Abstract

Economists have divergent views on the relationship between public expenditure and economic growth. The pro-market viewpoint argues that large government expenditure is a source of economic instability and has negative effect on economic growth. The anti-market view, on the other hand, stresses positive effect of government spending on economic growth. Stimulated by unresolved debates on the precise relationship between government spending and economic growth, and continuous growth in government spending, this study employed modified and extended aggregate production model to examine the effects of government expenditure at its’ aggregate level on economic growth in Nigeria for the period (1981-2018) using bound test (ARDL) approach. The co-integration result indicates the existence of long-run relationship between total government expenditure (LTGE) and economic growth in Nigeria.
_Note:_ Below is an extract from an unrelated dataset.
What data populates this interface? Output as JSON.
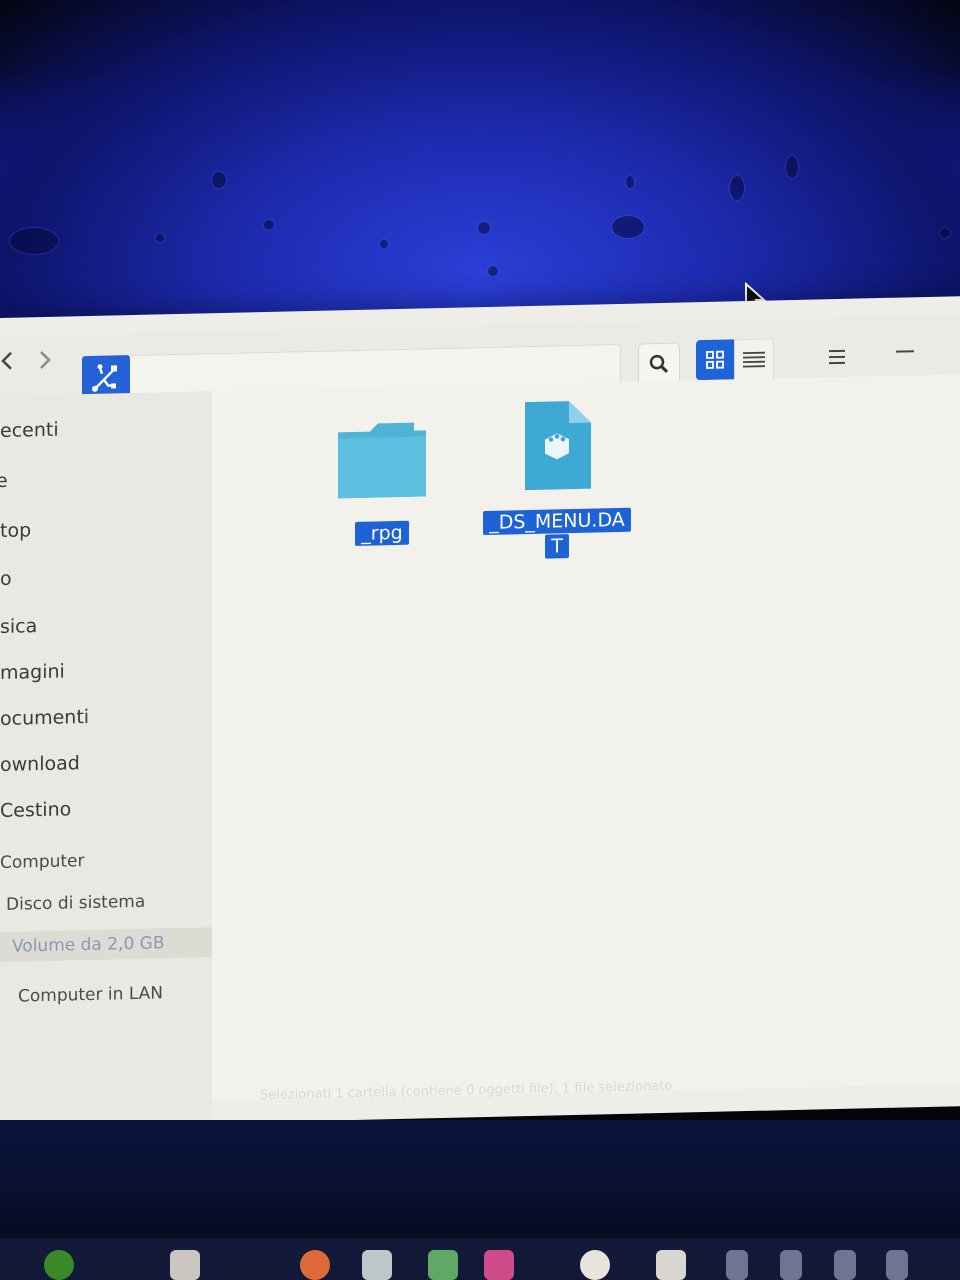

ARDL results show that total government expenditure (LTGE) impacted positively on economic growth in Nigeria in line with Keynesian theory. The granger causality test result indicates the existence of uni-directional causal relationship from LGDP to LTGE for the observed period, in line with Wagner’s theory. It is recommended that there should be proper utilization of public fund in the provision of security and critical infrastructure especially electricity supply and road infrastructure which are precursors to effective economic performance. Public fund should be properly managed to ensure accountability, transparency and fiscal responsibility in carrying out public assignment. It is believed that if corruption is tackled in the country, more public fund will be freed for development and public expenditure would impact more on the economic performance, hence, the fight against corruption in the country should be frontally confronted. Public institutions charged with the responsibility of handling corruption matters in the country should be overhauled and strengthen to ensure timely and proper handling of corruption matters.